As semanas de 8 a 21 de junho deixaram-nos boas e más notícias. Nesses dias, as corajosas ações do Supremo descortinaram o caminho institucional e ofereceram ao Poder Legislativo e à sociedade civil o rumo político para que, afinal, a nação emancipe a Constituição de 1988 e a democracia brasileira do jugo ideológico-autoritário de um presumido “poder moderador” que as Forças Armadas atribuem-se a si mesmas. O presidente da República acalenta o sonho delirante do autogolpe na linhagem de “intervenção militar com Bolsonaro”.

O espectro do “golpismo legal” ronda a democracia brasileira desde a promulgação da Constituição de 1988. O chamado “poder moderador” atribuído pelo autoritarismo ideológico às Forças Armadas e por elas a si próprias, é uma criatura crepuscular. Por partenogênese ideológica, no governo Bolsonaro irrompeu das meninges palacianas, civis e militares.

O discurso do “poder moderador” político-palaciano-militar oferece singular e interessada interpretação do artigo 142 da Constituição: em situação de crise institucional ou de eventual situação de grave conflito entre o Poder Executivo e qualquer dos dois outros poderes, o Executivo disporia da prerrogativa constitucional de convocar as Forças Armadas à intervenção militar como um “poder moderador”.

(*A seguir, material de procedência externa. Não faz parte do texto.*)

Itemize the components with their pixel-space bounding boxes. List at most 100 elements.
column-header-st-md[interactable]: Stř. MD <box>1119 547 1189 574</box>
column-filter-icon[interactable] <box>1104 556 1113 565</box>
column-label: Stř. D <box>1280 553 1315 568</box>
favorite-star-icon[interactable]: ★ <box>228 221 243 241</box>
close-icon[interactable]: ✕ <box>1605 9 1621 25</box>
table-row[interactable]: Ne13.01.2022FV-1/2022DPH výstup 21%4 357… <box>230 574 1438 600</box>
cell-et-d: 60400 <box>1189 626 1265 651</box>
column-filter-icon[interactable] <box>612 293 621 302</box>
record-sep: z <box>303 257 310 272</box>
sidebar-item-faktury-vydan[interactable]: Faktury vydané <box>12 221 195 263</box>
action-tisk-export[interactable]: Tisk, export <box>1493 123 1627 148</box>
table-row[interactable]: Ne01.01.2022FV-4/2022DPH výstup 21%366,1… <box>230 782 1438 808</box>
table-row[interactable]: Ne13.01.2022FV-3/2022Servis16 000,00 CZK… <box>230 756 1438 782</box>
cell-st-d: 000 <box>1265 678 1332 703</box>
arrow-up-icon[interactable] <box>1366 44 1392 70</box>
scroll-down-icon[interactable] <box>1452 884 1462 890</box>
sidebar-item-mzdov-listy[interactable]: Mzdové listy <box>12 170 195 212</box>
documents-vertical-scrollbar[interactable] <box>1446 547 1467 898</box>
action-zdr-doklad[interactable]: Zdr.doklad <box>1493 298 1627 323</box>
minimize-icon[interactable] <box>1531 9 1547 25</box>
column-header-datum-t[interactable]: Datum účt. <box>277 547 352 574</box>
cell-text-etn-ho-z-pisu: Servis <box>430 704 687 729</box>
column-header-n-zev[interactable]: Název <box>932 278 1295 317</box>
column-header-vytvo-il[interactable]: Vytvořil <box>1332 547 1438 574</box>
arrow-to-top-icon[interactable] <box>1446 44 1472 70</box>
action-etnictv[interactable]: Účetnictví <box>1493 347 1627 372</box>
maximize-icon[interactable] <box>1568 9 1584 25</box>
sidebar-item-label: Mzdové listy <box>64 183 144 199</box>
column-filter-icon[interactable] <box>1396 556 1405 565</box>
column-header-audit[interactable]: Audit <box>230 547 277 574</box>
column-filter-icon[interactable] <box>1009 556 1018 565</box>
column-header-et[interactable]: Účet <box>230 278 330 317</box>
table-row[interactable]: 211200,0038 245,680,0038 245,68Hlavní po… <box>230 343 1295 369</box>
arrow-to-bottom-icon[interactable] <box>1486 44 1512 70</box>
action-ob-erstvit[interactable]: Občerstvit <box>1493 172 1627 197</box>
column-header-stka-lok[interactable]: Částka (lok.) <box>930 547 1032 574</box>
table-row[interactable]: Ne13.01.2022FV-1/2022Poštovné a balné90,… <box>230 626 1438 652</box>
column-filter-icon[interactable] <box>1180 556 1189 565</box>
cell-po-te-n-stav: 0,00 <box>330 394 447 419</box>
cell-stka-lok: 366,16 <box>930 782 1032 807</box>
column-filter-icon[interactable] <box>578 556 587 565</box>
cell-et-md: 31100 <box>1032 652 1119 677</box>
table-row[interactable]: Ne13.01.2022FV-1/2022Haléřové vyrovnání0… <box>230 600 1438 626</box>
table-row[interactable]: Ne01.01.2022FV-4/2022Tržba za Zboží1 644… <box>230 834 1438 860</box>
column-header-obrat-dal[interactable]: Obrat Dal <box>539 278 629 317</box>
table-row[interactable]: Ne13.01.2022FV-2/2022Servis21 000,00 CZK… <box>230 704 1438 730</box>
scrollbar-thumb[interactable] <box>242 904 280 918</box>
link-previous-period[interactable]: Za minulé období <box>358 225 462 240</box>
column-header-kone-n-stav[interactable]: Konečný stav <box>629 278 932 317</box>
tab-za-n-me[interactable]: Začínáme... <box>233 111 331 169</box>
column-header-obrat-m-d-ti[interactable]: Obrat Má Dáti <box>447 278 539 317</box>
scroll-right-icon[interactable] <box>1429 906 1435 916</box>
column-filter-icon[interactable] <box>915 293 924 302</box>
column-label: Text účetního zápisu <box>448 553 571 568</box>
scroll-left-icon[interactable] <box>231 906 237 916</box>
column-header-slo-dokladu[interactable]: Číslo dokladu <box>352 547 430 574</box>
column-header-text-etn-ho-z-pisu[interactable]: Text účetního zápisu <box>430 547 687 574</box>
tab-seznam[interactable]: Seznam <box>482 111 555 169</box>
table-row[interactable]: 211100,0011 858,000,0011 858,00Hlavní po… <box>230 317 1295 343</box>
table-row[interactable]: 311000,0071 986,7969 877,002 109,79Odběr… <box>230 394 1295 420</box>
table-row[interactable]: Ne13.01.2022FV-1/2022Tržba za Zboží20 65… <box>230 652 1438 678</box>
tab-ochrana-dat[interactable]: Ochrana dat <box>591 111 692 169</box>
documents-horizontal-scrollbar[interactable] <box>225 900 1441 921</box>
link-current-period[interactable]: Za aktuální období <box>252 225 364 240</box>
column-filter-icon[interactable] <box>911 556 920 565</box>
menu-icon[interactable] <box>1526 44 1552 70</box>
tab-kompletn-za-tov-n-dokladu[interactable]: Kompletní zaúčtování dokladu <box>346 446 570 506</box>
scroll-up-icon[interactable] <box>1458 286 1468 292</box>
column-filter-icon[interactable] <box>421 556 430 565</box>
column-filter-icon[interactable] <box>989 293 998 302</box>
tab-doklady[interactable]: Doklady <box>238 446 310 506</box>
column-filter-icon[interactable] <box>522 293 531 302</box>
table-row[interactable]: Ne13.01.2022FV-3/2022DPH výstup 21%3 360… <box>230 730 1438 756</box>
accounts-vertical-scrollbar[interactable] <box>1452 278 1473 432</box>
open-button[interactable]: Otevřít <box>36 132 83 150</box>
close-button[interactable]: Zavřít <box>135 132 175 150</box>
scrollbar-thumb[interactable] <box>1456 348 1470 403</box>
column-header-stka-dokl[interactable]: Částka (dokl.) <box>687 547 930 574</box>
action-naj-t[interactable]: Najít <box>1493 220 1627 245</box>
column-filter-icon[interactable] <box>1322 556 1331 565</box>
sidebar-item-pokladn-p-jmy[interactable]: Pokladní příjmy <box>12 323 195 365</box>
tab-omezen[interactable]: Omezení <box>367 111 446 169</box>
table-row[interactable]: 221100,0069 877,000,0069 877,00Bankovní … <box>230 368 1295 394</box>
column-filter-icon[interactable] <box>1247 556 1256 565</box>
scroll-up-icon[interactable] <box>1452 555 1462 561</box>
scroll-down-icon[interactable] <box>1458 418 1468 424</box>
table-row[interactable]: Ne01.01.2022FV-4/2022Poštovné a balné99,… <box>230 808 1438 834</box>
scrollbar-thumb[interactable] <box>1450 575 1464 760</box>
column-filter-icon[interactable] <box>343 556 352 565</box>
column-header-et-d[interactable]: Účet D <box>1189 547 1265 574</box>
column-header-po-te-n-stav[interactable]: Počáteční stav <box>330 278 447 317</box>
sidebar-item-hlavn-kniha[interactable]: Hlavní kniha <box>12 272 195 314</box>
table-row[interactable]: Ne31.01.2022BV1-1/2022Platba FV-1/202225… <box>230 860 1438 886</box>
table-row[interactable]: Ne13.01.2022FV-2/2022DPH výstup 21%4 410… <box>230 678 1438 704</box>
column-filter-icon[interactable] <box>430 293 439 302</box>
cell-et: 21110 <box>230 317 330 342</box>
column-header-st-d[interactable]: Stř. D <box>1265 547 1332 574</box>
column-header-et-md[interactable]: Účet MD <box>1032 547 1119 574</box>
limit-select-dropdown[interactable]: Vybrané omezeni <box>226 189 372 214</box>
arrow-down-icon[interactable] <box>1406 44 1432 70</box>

Em decisão liminar, a exame do pleno do Supremo, o ministro Luiz Fux sepultou o “argumento” da ameaça: não há Poder Moderador e um poder não pode convocar as Forças Armadas a intervirem para restabelecer a ordem institucional entre os poderes.

Esse é o discurso da velha ordem da ameaça, agora em versão e prática fascista-bolsonarista. Esse discurso tem sido reiteradamente vocalizado pelo vice-presidente Hamilton Mourão e pelos ministros palacianos e generais de Exército Braga Netto, da Casa Civil, e Luiz Eduardo Ramos. A eles associou-se, por cooptação, o ministro da Defesa, o também general de Exército Fernando Azevedo e Silva. Em 19 de abril, Bolsonaro e Azevedo sobrevoaram ato antidemocrático do bolsonarismo extremista em Brasília.

Os manifestantes exibiam enorme faixa com a inscrição “Intervenção militar com Bolsonaro”. Na ocasião, os poderes Legislativo e Judiciário não exigiram a demissão do ministro. Erraram. Bolsonaro e o ministro cometeram crime de responsabilidade. Passaram ilesos pela provocação. O presidente e o bolsonarismo tudo fazem para estabelecer a simbiose entre governo e Forças Armadas. Bolsonaro visita quarteis, fala em nome das Forças Armadas, emite notas com conteúdo de confrontação com o Supremo e respalda-se nas Forças Armadas. Determinado e obsessivo, minou as resistências iniciais dos generais palacianos e do ministro da Defesa, antes refratários à simbiose governo-Forças Armadas.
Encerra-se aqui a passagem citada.